In the other initiative, four elementary schools in Reading were chosen to receive eye-catching, child-friendly murals created by students in the Introductory Painting course. The schools included 12th and Marion, 13th and Union, Amanda Stoudt, and Northwest Elementary. Students sketched mural ideas, which were presented to City Public Works employees Robert Gensemer and Ted Arentz, for use in their community education MS4 program, a stormwater management program for minimizing the impacts from runoff. After Gensemer and Arentz selected the drawings, D’Aries and her students created stencils for the murals.
These projects were facilitated by the City Public Works Department and the Penn State Berks Center for Service Learning and Community-Based Research.
For additional information, contact Michelle Hnath, program assistant of the Center for Service Learning and Community-Based Research, at 610-914-7595 or via email at [email protected].

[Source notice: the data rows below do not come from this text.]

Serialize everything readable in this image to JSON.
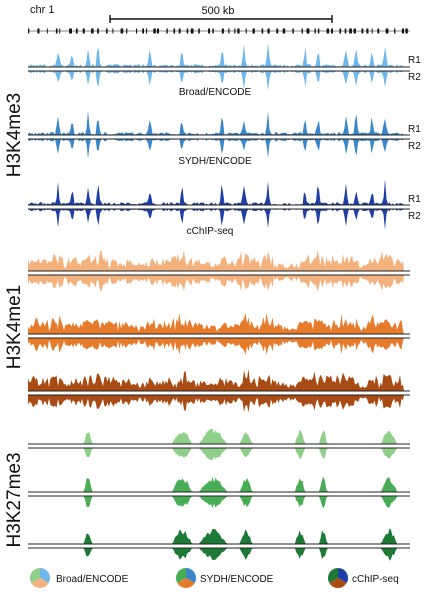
{
  "chart_data": {
    "type": "area",
    "chromosome_label": "chr 1",
    "scale_bar_label": "500 kb",
    "replicate_labels": [
      "R1",
      "R2"
    ],
    "groups": [
      {
        "name": "H3K4me3",
        "tracks": [
          {
            "source": "Broad/ENCODE",
            "color": "#6fb6ea"
          },
          {
            "source": "SYDH/ENCODE",
            "color": "#3a86c8"
          },
          {
            "source": "cChIP-seq",
            "color": "#1f3fa6"
          }
        ]
      },
      {
        "name": "H3K4me1",
        "tracks": [
          {
            "source": "Broad/ENCODE",
            "color": "#f3b27d"
          },
          {
            "source": "SYDH/ENCODE",
            "color": "#e77b2c"
          },
          {
            "source": "cChIP-seq",
            "color": "#a94b14"
          }
        ]
      },
      {
        "name": "H3K27me3",
        "tracks": [
          {
            "source": "Broad/ENCODE",
            "color": "#8fcf8a"
          },
          {
            "source": "SYDH/ENCODE",
            "color": "#49ad55"
          },
          {
            "source": "cChIP-seq",
            "color": "#1c7a36"
          }
        ]
      }
    ],
    "legend": [
      {
        "label": "Broad/ENCODE",
        "colors": [
          "#6fb6ea",
          "#f3b27d",
          "#8fcf8a"
        ]
      },
      {
        "label": "SYDH/ENCODE",
        "colors": [
          "#3a86c8",
          "#e77b2c",
          "#49ad55"
        ]
      },
      {
        "label": "cChIP-seq",
        "colors": [
          "#1f3fa6",
          "#a94b14",
          "#1c7a36"
        ]
      }
    ]
  }
}
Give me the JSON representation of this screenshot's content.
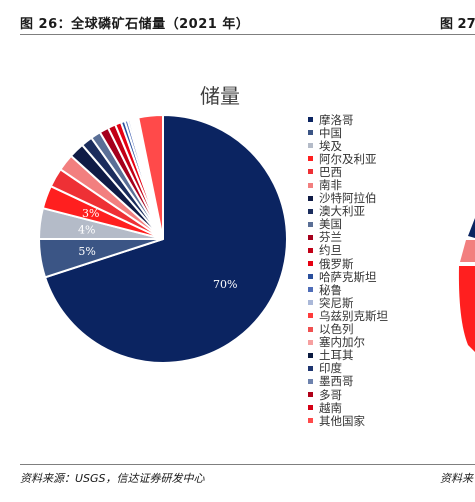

About the Center for Service Learning and Community-Based Research
The Penn State Center for Service Learning and Community-Based Research supports faculty who involve their students and community partners in collaborative, impactful work. Service learning and community-based research are two instructional strategies that contribute to community well-being and simultaneously enrich students’ course learning. Since its founding in 2010, the center has facilitated nearly 50 academically grounded college-community partnerships. Going beyond conventional concepts of public service that emphasize a one-way process in which the university transfers its expertise to the community, service learning and community-based research is a commitment to sharing and reciprocity, partnerships, and two-way streets defined by mutual respect among the partners for what each brings to the table.